Bij het starten met deze geneesmiddelen stopt 30 procent van de patiënten eerder met de therapie en houdt vaak medicatie over. Het onderzoek moet gaan uitwijzen of het mogelijk is om ongebruikte medicijnen opnieuw te verstrekken. Het is cruciaal dat de bewaarcondities van deze dure oncolytica gegarandeerd zijn en dat wordt voldaan aan alle gestelde wettelijke eisen. Een van die eisen komt voort uit de Falsified Medicine Directive (FMD) van de Europese Commissie. Ieder geneesmiddel heeft een uniek serienummer dat is vastgelegd in een database. Dit is een maatregel om vervalsing van medicijnen tegen te gaan. Uitgifte van een medicijn mag alleen, eenmalig, met een geldig serienummer. In het onderzoek wordt gekeken hoe gecontroleerd kan worden of de medicijnen goed zijn bewaard en nog voldoen aan alle kwaliteitseisen. De retour gekomen medicijnen worden op die criteria getoetst. Ook wordt in het onderzoek bekeken wat de wensen zijn van patiënten in dit gehele proces.

Aangezien dit door ZonMW gesubsidieerde onderzoek nog gaande is en een aantal kaders nog uitgezocht moet worden, kan ik niet vooruitlopen op de uitkomst hiervan.
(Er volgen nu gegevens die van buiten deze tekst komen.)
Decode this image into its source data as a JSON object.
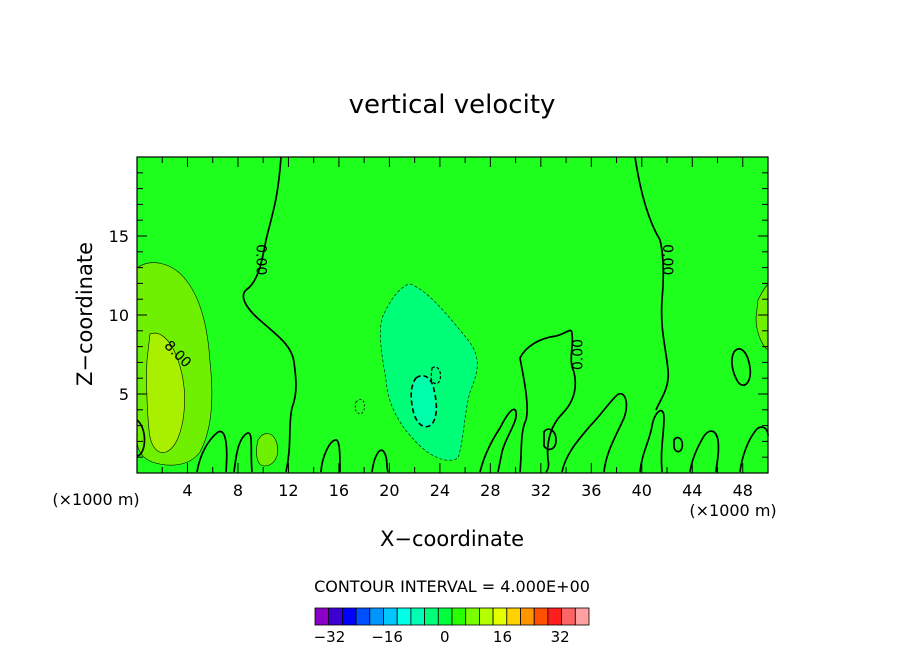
{
  "chart_data": {
    "type": "heatmap",
    "title": "vertical velocity",
    "xlabel": "X−coordinate",
    "ylabel": "Z−coordinate",
    "x_unit": "(×1000 m)",
    "y_unit": "(×1000 m)",
    "xlim": [
      0,
      50
    ],
    "ylim": [
      0,
      20
    ],
    "x_ticks": [
      4,
      8,
      12,
      16,
      20,
      24,
      28,
      32,
      36,
      40,
      44,
      48
    ],
    "y_ticks": [
      5,
      10,
      15
    ],
    "contour_interval_text": "CONTOUR INTERVAL = 4.000E+00",
    "contour_interval": 4.0,
    "contour_labels": [
      {
        "text": "0.00",
        "x": 9.8,
        "z": 13.5
      },
      {
        "text": "8.00",
        "x": 3.2,
        "z": 7.5
      },
      {
        "text": "0.00",
        "x": 35.0,
        "z": 7.5
      },
      {
        "text": "0.00",
        "x": 42.0,
        "z": 13.5
      }
    ],
    "colorbar": {
      "levels": [
        -36,
        -32,
        -28,
        -24,
        -20,
        -16,
        -12,
        -8,
        -4,
        0,
        4,
        8,
        12,
        16,
        20,
        24,
        28,
        32,
        36,
        40
      ],
      "tick_labels": [
        "−32",
        "−16",
        "0",
        "16",
        "32"
      ],
      "tick_values": [
        -32,
        -16,
        0,
        16,
        32
      ],
      "colors": [
        "#8a00c8",
        "#3c00d2",
        "#0000ff",
        "#0050ff",
        "#0096ff",
        "#00c8ff",
        "#00ffe6",
        "#00ffb4",
        "#00ff78",
        "#00ff3c",
        "#28ff00",
        "#78ff00",
        "#b4ff00",
        "#e6ff00",
        "#ffd200",
        "#ff9600",
        "#ff5000",
        "#ff1e1e",
        "#ff6464",
        "#ffa0a0"
      ]
    },
    "regions": [
      {
        "level": 0,
        "color": "#1eff1e",
        "desc": "background"
      },
      {
        "level": 4,
        "color": "#6ef000"
      },
      {
        "level": 8,
        "color": "#a8f000"
      },
      {
        "level": -4,
        "color": "#00ff78"
      },
      {
        "level": -8,
        "color": "#00ffaa"
      }
    ]
  }
}
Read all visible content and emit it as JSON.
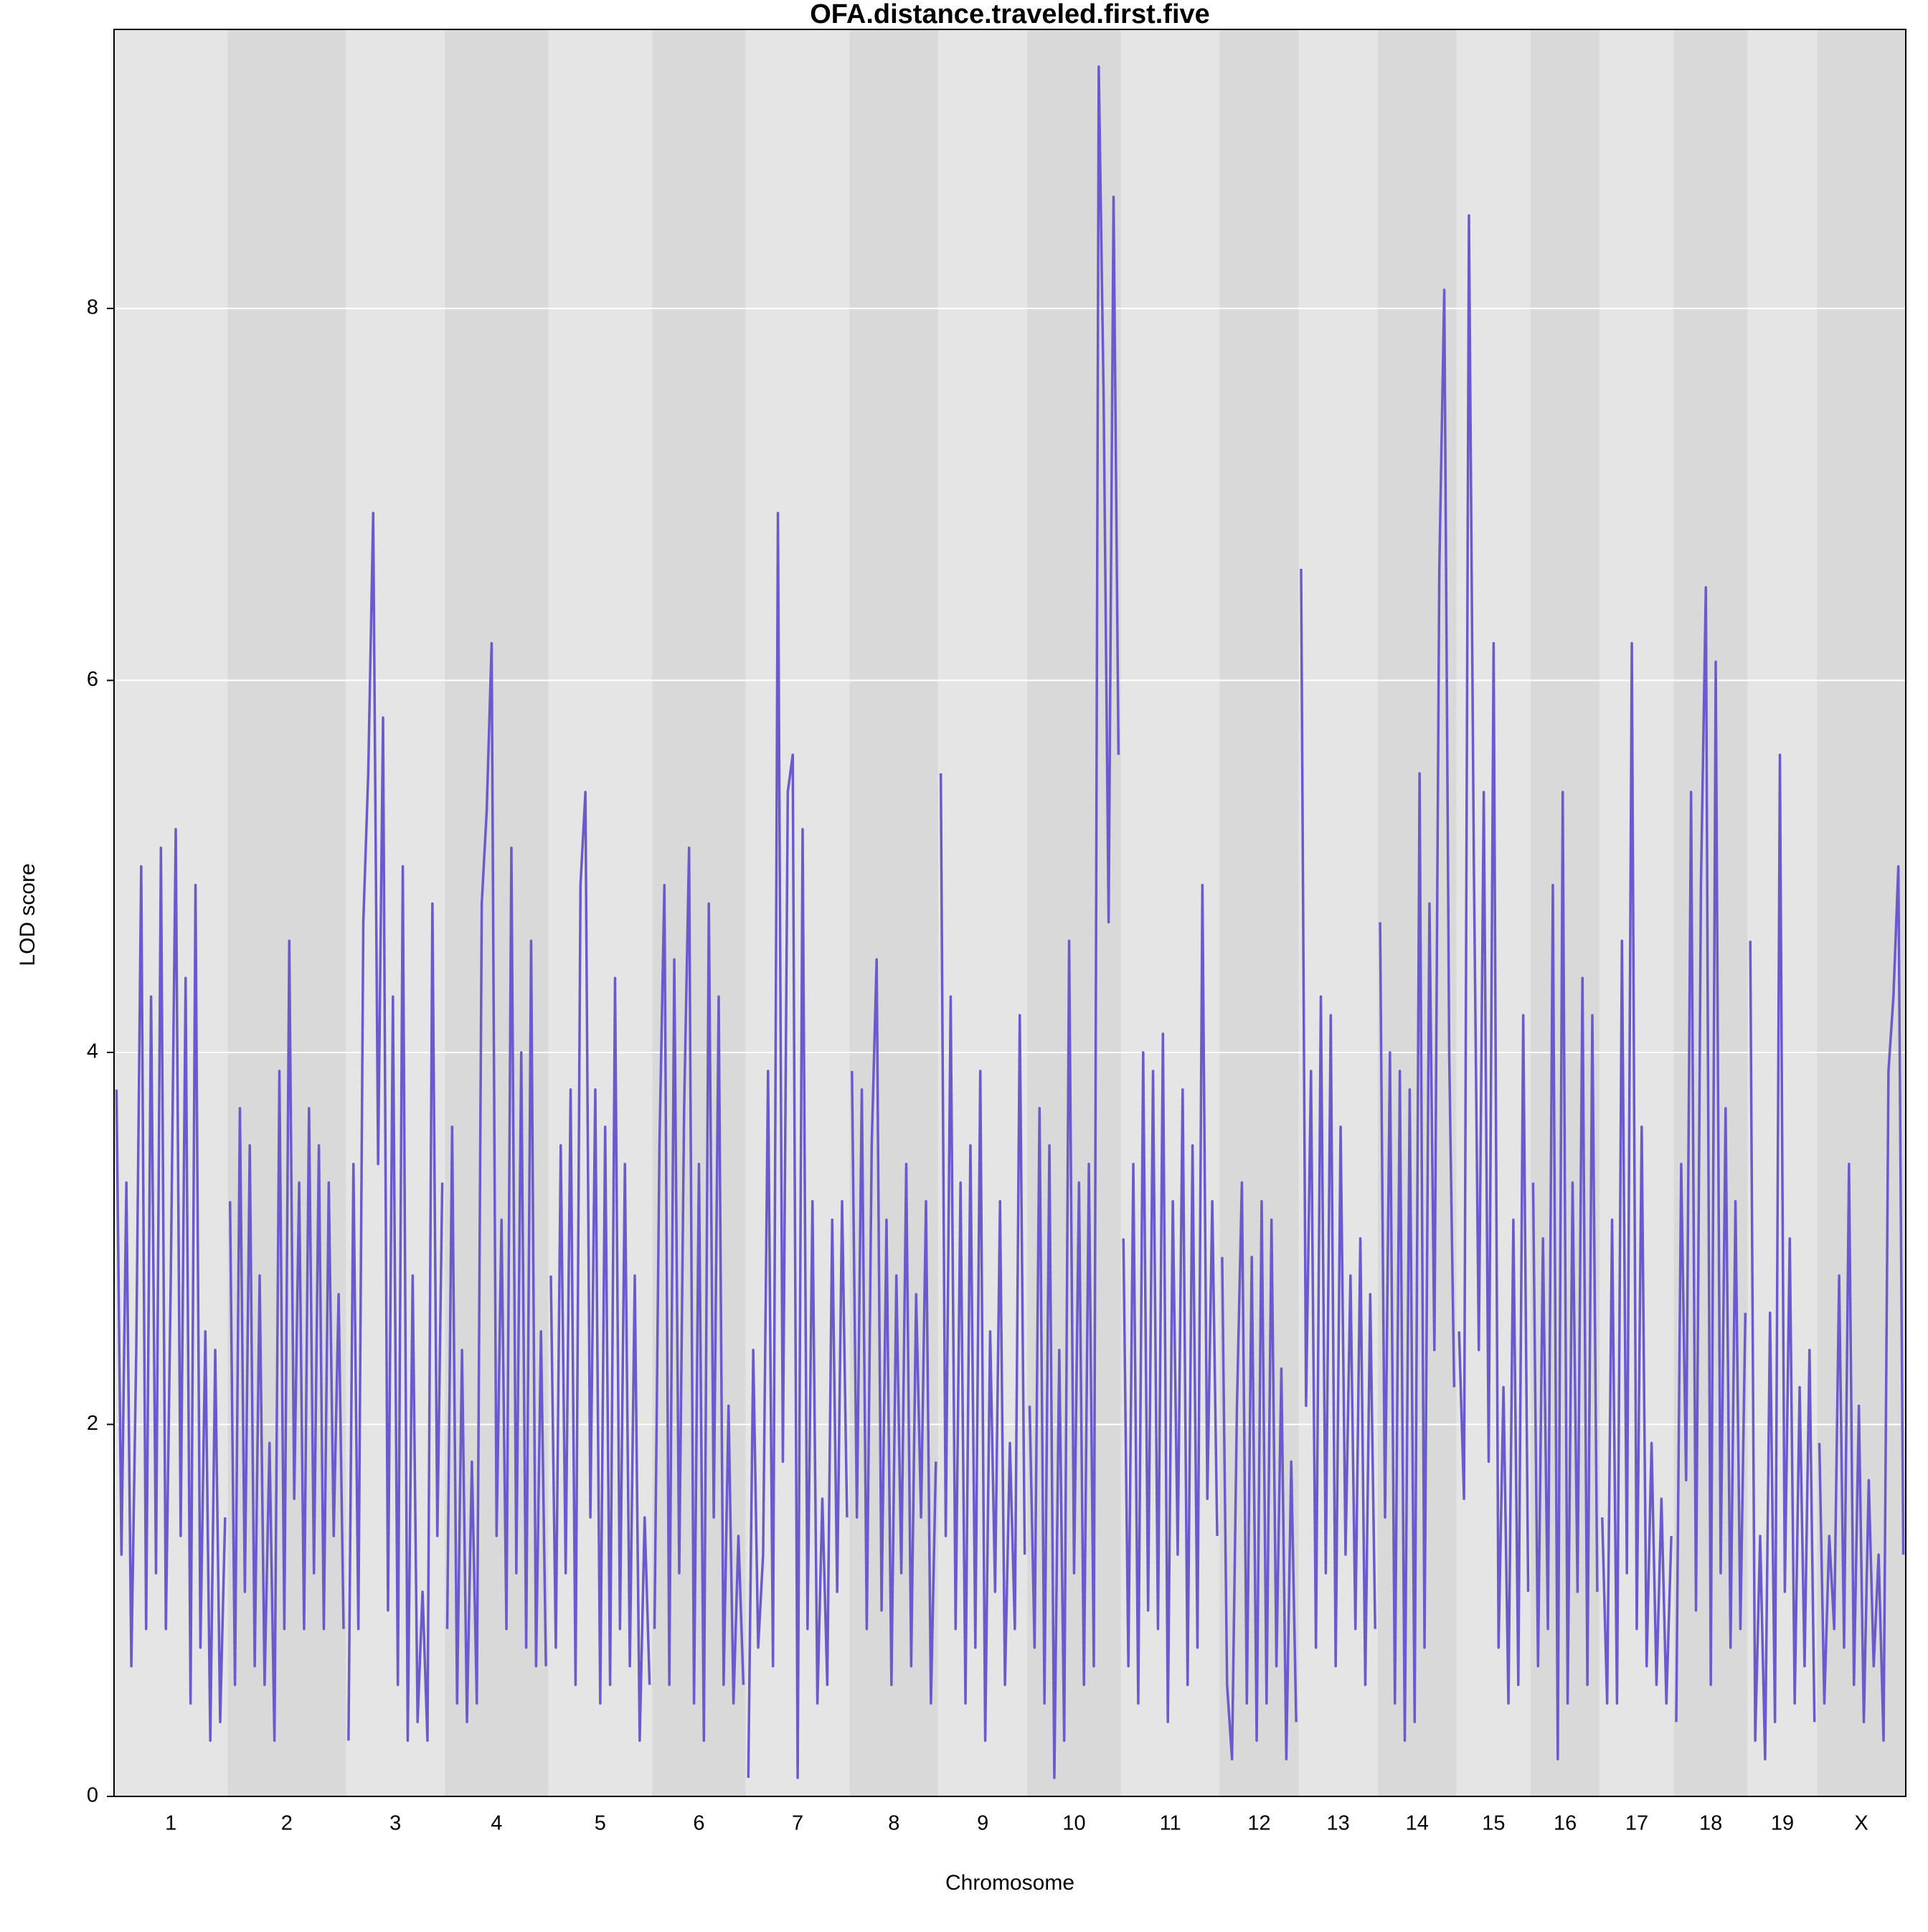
{
  "chart_data": {
    "type": "line",
    "title": "OFA.distance.traveled.first.five",
    "xlabel": "Chromosome",
    "ylabel": "LOD score",
    "color": "#6a5acd",
    "band_colors": [
      "#e5e5e5",
      "#d9d9d9"
    ],
    "grid": true,
    "ylim": [
      0,
      9.5
    ],
    "yticks": [
      0,
      2,
      4,
      6,
      8
    ],
    "categories": [
      "1",
      "2",
      "3",
      "4",
      "5",
      "6",
      "7",
      "8",
      "9",
      "10",
      "11",
      "12",
      "13",
      "14",
      "15",
      "16",
      "17",
      "18",
      "19",
      "X"
    ],
    "values": [
      [
        3.8,
        1.3,
        3.3,
        0.7,
        2.4,
        5.0,
        0.9,
        4.3,
        1.2,
        5.1,
        0.9,
        2.8,
        5.2,
        1.4,
        4.4,
        0.5,
        4.9,
        0.8,
        2.5,
        0.3,
        2.4,
        0.4,
        1.5
      ],
      [
        3.2,
        0.6,
        3.7,
        1.1,
        3.5,
        0.7,
        2.8,
        0.6,
        1.9,
        0.3,
        3.9,
        0.9,
        4.6,
        1.6,
        3.3,
        0.9,
        3.7,
        1.2,
        3.5,
        0.9,
        3.3,
        1.4,
        2.7,
        0.9
      ],
      [
        0.3,
        3.4,
        0.9,
        4.7,
        5.5,
        6.9,
        3.4,
        5.8,
        1.0,
        4.3,
        0.6,
        5.0,
        0.3,
        2.8,
        0.4,
        1.1,
        0.3,
        4.8,
        1.4,
        3.3
      ],
      [
        0.9,
        3.6,
        0.5,
        2.4,
        0.4,
        1.8,
        0.5,
        4.8,
        5.3,
        6.2,
        1.4,
        3.1,
        0.9,
        5.1,
        1.2,
        4.0,
        0.8,
        4.6,
        0.7,
        2.5,
        0.7
      ],
      [
        2.8,
        0.8,
        3.5,
        1.2,
        3.8,
        0.6,
        4.9,
        5.4,
        1.5,
        3.8,
        0.5,
        3.6,
        0.6,
        4.4,
        0.9,
        3.4,
        0.7,
        2.8,
        0.3,
        1.5,
        0.6
      ],
      [
        0.9,
        3.5,
        4.9,
        0.6,
        4.5,
        1.2,
        3.7,
        5.1,
        0.5,
        3.4,
        0.3,
        4.8,
        1.5,
        4.3,
        0.6,
        2.1,
        0.5,
        1.4,
        0.6
      ],
      [
        0.1,
        2.4,
        0.8,
        1.3,
        3.9,
        0.7,
        6.9,
        1.8,
        5.4,
        5.6,
        0.1,
        5.2,
        0.9,
        3.2,
        0.5,
        1.6,
        0.6,
        3.1,
        1.1,
        3.2,
        1.5
      ],
      [
        3.9,
        1.5,
        3.8,
        0.9,
        3.5,
        4.5,
        1.0,
        3.1,
        0.6,
        2.8,
        1.2,
        3.4,
        0.7,
        2.7,
        1.5,
        3.2,
        0.5,
        1.8
      ],
      [
        5.5,
        1.4,
        4.3,
        0.9,
        3.3,
        0.5,
        3.5,
        0.8,
        3.9,
        0.3,
        2.5,
        1.1,
        3.2,
        0.6,
        1.9,
        0.9,
        4.2,
        1.3
      ],
      [
        2.1,
        0.8,
        3.7,
        0.5,
        3.5,
        0.1,
        2.4,
        0.3,
        4.6,
        1.2,
        3.3,
        0.6,
        3.4,
        0.7,
        9.3,
        7.5,
        4.7,
        8.6,
        5.6
      ],
      [
        3.0,
        0.7,
        3.4,
        0.5,
        4.0,
        1.0,
        3.9,
        0.9,
        4.1,
        0.4,
        3.2,
        1.3,
        3.8,
        0.6,
        3.5,
        0.8,
        4.9,
        1.6,
        3.2,
        1.4
      ],
      [
        2.9,
        0.6,
        0.2,
        2.1,
        3.3,
        0.5,
        2.9,
        0.3,
        3.2,
        0.5,
        3.1,
        0.7,
        2.3,
        0.2,
        1.8,
        0.4
      ],
      [
        6.6,
        2.1,
        3.9,
        0.8,
        4.3,
        1.2,
        4.2,
        0.7,
        3.6,
        1.3,
        2.8,
        0.9,
        3.0,
        0.6,
        2.7,
        0.9
      ],
      [
        4.7,
        1.5,
        4.0,
        0.5,
        3.9,
        0.3,
        3.8,
        0.4,
        5.5,
        0.8,
        4.8,
        2.4,
        6.6,
        8.1,
        4.0,
        2.2
      ],
      [
        2.5,
        1.6,
        8.5,
        5.0,
        2.4,
        5.4,
        1.8,
        6.2,
        0.8,
        2.2,
        0.5,
        3.1,
        0.6,
        4.2,
        1.1
      ],
      [
        3.3,
        0.7,
        3.0,
        0.9,
        4.9,
        0.2,
        5.4,
        0.5,
        3.3,
        1.1,
        4.4,
        0.6,
        4.2,
        1.1
      ],
      [
        1.5,
        0.5,
        3.1,
        0.5,
        4.6,
        1.2,
        6.2,
        0.9,
        3.6,
        0.7,
        1.9,
        0.6,
        1.6,
        0.5,
        1.4
      ],
      [
        0.4,
        3.4,
        1.7,
        5.4,
        1.0,
        4.9,
        6.5,
        0.6,
        6.1,
        1.2,
        3.7,
        0.8,
        3.2,
        0.9,
        2.6
      ],
      [
        4.6,
        0.3,
        1.4,
        0.2,
        2.6,
        0.4,
        5.6,
        1.1,
        3.0,
        0.5,
        2.2,
        0.7,
        2.4,
        0.4
      ],
      [
        1.9,
        0.5,
        1.4,
        0.9,
        2.8,
        0.8,
        3.4,
        0.6,
        2.1,
        0.4,
        1.7,
        0.7,
        1.3,
        0.3,
        3.9,
        4.3,
        5.0,
        1.3
      ]
    ]
  }
}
Ik volg dit onderzoek, mede omdat ik van mening ben dat qua verspilling op de dure geneesmiddelen uit het ziekenhuis nog de meeste winst te behalen valt.

Gereguleerde verstrekking van medicijnen met een medicatierobot

Het Erasmus MC is gestart met een medicatierobot voor het verstrekken van medicijnen. Het doel van dit project is het voorkomen van verspillen van geneesmiddelen en het bevorderen van de medicatieveiligheid. De robot doseert de medicatie en verpakt de medicijnen in een apart zakje met daarop een barcode met de naam van het geneesmiddel, batch en houdbaarheidsdatum en gaat met een patiëntlabel naar de betreffende afdeling. Op de afdeling vinden de benodigde controles en vastlegging in het dossier plaats. Als medicatie retour komt, wordt deze gecontroleerd op kwaliteit en daarvan kan een groot deel hergebruikt worden. Deze robot wordt toegepast in het Erasmus MC en binnenkort ook in het Amphia Ziekenhuis en de eerste inschattingen zijn dat ongeveer 20% retour komt en opnieuw uitgegeven kan worden.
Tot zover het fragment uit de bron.